Explain why cell potentials are not multiplied by the coefficients in the balanced redox equation. (Use the relationship between \(\Delta G\) and cell potential to do this.)

Short answer

In conclusion, cell potentials are not multiplied by the coefficients in the balanced redox equation because they are intensive properties, meaning they do not depend on the amounts of substances involved in the reaction. Additionally, the relationship between Gibbs Free Energy (ΔG) and cell potential (E) is given by ΔG = -nFE, which does not involve the stoichiometric coefficients. When the entire redox equation is multiplied by a factor k, the cell potential E remains unchanged, and the new ΔG is simply k times the original ΔG.

Step-by-step solution

Recall the relationship between ΔG and cell potential E

The relationship between Gibbs Free Energy (ΔG) and cell potential (E) is given by the following formula: \[ΔG = -nFE\] where: - ΔG is the Gibbs Free Energy (in joules or J), - n is the number of moles of electrons transferred in the redox reaction, - F is the Faraday's constant (96,485 C/mol), and - E is the cell potential (in volts or V).

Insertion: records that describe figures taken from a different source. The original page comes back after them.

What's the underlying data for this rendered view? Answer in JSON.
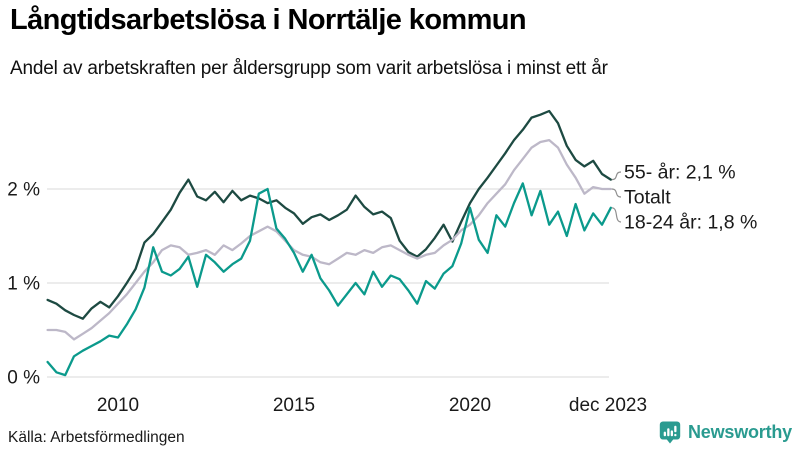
{
  "header": {
    "title": "Långtidsarbetslösa i Norrtälje kommun",
    "subtitle": "Andel av arbetskraften per åldersgrupp som varit arbetslösa i minst ett år"
  },
  "footer": {
    "source": "Källa: Arbetsförmedlingen",
    "brand": "Newsworthy",
    "brand_color": "#2a9b90",
    "brand_icon": "newsworthy-bar-chart-bubble-icon"
  },
  "chart_data": {
    "type": "line",
    "title": "Långtidsarbetslösa i Norrtälje kommun",
    "subtitle": "Andel av arbetskraften per åldersgrupp som varit arbetslösa i minst ett år",
    "x_unit": "year (monthly series), 2008 – dec 2023",
    "y_unit": "percent of labour force",
    "grid": true,
    "ylim": [
      0,
      3
    ],
    "x_start": 2008.0,
    "x_step": 0.25,
    "x_axis": {
      "ticks": [
        {
          "value": 2010,
          "label": "2010"
        },
        {
          "value": 2015,
          "label": "2015"
        },
        {
          "value": 2020,
          "label": "2020"
        },
        {
          "value": 2023.92,
          "label": "dec 2023"
        }
      ]
    },
    "y_axis": {
      "ticks": [
        {
          "value": 0,
          "label": "0 %"
        },
        {
          "value": 1,
          "label": "1 %"
        },
        {
          "value": 2,
          "label": "2 %"
        }
      ]
    },
    "series": [
      {
        "name": "55- år",
        "end_label": "55- år: 2,1 %",
        "end_value": "2,1 %",
        "color": "#1d4a42",
        "values": [
          0.82,
          0.78,
          0.71,
          0.66,
          0.62,
          0.73,
          0.8,
          0.74,
          0.86,
          1.0,
          1.15,
          1.43,
          1.52,
          1.65,
          1.78,
          1.96,
          2.1,
          1.92,
          1.88,
          1.97,
          1.86,
          1.98,
          1.88,
          1.93,
          1.9,
          1.85,
          1.88,
          1.8,
          1.74,
          1.63,
          1.7,
          1.73,
          1.67,
          1.72,
          1.78,
          1.93,
          1.81,
          1.73,
          1.76,
          1.69,
          1.45,
          1.33,
          1.28,
          1.36,
          1.48,
          1.62,
          1.44,
          1.65,
          1.85,
          2.0,
          2.12,
          2.25,
          2.38,
          2.52,
          2.63,
          2.76,
          2.79,
          2.83,
          2.7,
          2.46,
          2.31,
          2.24,
          2.3,
          2.16,
          2.1
        ]
      },
      {
        "name": "Totalt",
        "end_label": "Totalt",
        "end_value": "2,0 %",
        "color": "#bdb8c8",
        "values": [
          0.5,
          0.5,
          0.48,
          0.4,
          0.46,
          0.52,
          0.6,
          0.68,
          0.78,
          0.88,
          1.0,
          1.12,
          1.22,
          1.35,
          1.4,
          1.38,
          1.3,
          1.32,
          1.35,
          1.3,
          1.4,
          1.35,
          1.42,
          1.5,
          1.55,
          1.6,
          1.55,
          1.45,
          1.35,
          1.3,
          1.28,
          1.22,
          1.2,
          1.26,
          1.32,
          1.3,
          1.35,
          1.32,
          1.38,
          1.4,
          1.35,
          1.3,
          1.26,
          1.3,
          1.32,
          1.4,
          1.46,
          1.56,
          1.62,
          1.72,
          1.85,
          1.95,
          2.05,
          2.2,
          2.32,
          2.44,
          2.5,
          2.52,
          2.44,
          2.26,
          2.12,
          1.95,
          2.02,
          2.0,
          2.0
        ]
      },
      {
        "name": "18-24 år",
        "end_label": "18-24 år: 1,8 %",
        "end_value": "1,8 %",
        "color": "#0b9a8c",
        "values": [
          0.16,
          0.05,
          0.02,
          0.22,
          0.28,
          0.33,
          0.38,
          0.44,
          0.42,
          0.56,
          0.72,
          0.95,
          1.38,
          1.12,
          1.08,
          1.15,
          1.28,
          0.96,
          1.3,
          1.22,
          1.12,
          1.2,
          1.26,
          1.45,
          1.95,
          2.0,
          1.58,
          1.47,
          1.32,
          1.12,
          1.3,
          1.05,
          0.92,
          0.76,
          0.88,
          1.0,
          0.88,
          1.12,
          0.96,
          1.08,
          1.04,
          0.92,
          0.78,
          1.02,
          0.94,
          1.1,
          1.18,
          1.42,
          1.8,
          1.46,
          1.32,
          1.72,
          1.6,
          1.85,
          2.06,
          1.72,
          1.98,
          1.62,
          1.76,
          1.5,
          1.84,
          1.56,
          1.74,
          1.62,
          1.8
        ]
      }
    ]
  }
}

Understand the meaning of cell potential E

The cell potential E is the difference in potential energy between the two half-reactions of a redox reaction. It determines the capacity of the redox reaction to do work. E is an intensive property, which means it does not depend on the amount or extent of the substances involved in the reaction. It is measured in volts (V) and is independent of the coefficients in the balanced redox equation.

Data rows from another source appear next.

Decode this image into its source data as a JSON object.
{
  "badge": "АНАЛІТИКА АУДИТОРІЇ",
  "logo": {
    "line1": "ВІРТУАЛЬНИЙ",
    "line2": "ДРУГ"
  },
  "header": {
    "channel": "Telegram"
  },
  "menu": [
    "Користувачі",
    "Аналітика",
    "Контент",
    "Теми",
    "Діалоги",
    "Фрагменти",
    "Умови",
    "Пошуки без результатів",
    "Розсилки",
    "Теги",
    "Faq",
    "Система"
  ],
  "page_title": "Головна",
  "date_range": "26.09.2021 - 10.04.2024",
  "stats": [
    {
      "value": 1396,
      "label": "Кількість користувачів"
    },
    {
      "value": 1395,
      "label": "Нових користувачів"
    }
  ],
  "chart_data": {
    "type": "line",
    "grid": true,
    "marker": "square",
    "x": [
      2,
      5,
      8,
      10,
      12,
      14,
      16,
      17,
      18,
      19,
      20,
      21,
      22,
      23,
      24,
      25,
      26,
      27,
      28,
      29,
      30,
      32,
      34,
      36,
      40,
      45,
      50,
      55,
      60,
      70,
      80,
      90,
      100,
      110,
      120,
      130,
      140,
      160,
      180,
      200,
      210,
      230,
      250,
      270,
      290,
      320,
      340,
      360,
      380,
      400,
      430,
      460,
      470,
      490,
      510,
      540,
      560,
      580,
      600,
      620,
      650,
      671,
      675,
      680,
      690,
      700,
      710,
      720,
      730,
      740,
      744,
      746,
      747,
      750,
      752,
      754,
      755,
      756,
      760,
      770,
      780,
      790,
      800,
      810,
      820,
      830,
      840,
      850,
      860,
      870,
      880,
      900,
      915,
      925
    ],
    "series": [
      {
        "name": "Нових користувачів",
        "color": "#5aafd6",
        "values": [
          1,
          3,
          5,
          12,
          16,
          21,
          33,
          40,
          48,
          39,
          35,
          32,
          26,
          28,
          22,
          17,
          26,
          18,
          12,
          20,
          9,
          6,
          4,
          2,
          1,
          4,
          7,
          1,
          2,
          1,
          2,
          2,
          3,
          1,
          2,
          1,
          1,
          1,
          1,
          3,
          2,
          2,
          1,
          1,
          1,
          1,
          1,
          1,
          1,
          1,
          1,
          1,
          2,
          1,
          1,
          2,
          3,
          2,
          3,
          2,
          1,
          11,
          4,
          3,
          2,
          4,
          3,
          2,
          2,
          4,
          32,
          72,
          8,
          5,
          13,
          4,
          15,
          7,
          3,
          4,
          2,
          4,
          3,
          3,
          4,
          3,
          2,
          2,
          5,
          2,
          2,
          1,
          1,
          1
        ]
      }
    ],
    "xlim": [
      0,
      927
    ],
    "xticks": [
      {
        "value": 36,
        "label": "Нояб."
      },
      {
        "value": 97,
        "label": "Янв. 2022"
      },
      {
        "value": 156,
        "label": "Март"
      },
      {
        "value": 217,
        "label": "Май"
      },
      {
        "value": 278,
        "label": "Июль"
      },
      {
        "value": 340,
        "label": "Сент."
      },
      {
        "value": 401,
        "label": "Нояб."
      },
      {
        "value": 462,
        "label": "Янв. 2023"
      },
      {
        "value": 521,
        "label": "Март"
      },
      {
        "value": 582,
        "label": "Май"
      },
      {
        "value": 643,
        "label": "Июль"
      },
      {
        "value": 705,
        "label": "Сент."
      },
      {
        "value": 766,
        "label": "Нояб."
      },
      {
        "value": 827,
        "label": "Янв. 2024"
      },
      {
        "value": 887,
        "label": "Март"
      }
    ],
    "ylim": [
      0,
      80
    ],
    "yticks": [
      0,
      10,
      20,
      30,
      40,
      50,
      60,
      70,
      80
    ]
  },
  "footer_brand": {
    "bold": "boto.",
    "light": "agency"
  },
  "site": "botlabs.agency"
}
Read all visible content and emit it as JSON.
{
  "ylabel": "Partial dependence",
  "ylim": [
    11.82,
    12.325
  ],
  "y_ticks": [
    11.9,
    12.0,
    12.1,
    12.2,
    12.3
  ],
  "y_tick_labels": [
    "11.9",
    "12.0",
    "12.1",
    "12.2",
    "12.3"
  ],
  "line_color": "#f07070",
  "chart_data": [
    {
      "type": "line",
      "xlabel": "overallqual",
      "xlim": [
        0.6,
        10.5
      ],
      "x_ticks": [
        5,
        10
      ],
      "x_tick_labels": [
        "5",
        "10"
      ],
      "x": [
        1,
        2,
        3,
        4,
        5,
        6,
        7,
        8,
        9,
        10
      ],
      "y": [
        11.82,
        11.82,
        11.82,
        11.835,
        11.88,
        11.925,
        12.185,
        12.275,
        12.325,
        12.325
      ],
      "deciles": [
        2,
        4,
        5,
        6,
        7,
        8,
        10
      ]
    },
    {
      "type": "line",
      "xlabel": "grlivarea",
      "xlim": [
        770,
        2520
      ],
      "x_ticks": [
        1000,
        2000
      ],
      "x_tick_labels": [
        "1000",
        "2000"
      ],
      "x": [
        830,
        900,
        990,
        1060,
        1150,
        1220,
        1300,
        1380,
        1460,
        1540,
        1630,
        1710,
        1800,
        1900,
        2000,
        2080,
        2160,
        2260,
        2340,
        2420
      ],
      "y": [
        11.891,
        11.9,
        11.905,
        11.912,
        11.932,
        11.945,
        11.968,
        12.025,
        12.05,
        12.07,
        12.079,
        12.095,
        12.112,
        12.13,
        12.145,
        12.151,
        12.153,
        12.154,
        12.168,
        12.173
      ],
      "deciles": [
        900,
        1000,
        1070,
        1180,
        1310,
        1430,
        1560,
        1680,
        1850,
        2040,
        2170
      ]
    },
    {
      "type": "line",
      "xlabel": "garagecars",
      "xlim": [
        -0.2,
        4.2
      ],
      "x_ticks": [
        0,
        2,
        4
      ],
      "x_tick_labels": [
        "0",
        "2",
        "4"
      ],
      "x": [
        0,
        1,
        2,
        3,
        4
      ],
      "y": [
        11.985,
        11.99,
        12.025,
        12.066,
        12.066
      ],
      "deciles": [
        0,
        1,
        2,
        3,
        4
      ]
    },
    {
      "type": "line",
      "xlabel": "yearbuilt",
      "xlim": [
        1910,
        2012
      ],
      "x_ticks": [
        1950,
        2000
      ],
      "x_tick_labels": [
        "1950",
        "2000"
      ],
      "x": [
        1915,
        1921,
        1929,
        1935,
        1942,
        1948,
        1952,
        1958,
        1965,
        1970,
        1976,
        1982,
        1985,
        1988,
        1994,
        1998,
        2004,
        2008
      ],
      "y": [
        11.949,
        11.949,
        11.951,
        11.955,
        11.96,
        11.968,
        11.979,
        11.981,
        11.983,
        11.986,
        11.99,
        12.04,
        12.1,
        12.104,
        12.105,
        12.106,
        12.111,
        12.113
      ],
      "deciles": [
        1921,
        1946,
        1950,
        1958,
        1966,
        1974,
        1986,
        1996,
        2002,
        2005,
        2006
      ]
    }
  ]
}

Show how coefficients in the balanced redox equation affect ΔG

Now, let's analyze a generic balanced redox equation, given by: \(aA + bB \rightarrow cC + dD\) According to the stoichiometric coefficients (a, b, c, and d), the reaction can be written in terms of two half-reactions: Reduction: \(aA + ne^{-} \rightarrow bB\) Oxidation: \(cC \rightarrow dD + ne^{-}\) Now, let's calculate the Gibbs Free Energy change (ΔG) for the entire redox reaction. If we multiply the balanced redox equation by any factor k, the reaction would become: \(kaA + kbB \rightarrow kcC + kdD\) Notice that when we multiply the entire redox equation by k, it affects the number of moles of electrons transferred in the reaction as well. The new n would be kn. The ΔG for the new reaction is given by: \[ΔG' = -k \cdot n \cdot F \cdot E\] Since k is constant, and E remains the same (as it does not depend on the coefficients in the balanced redox equation), the new ΔG' is just k times the original ΔG: \[ΔG' = k \cdot ΔG\]

Conclude why cell potentials are not multiplied by coefficients in the balanced redox equation

As shown above, the cell potential E remains the same for the redox reaction despite the coefficients being multiplied by k. This is because E is an intensive property that is independent of the amounts of substances involved in the reaction. Also, the relationship between ΔG and E, given by ΔG = -nFE, is not affected by the stoichiometric coefficients in the balanced redox equation. Thus, it is clear that cell potentials are not multiplied by the coefficients in the balanced redox equation due to their independence from the amounts of substances and their direct relationship with ΔG.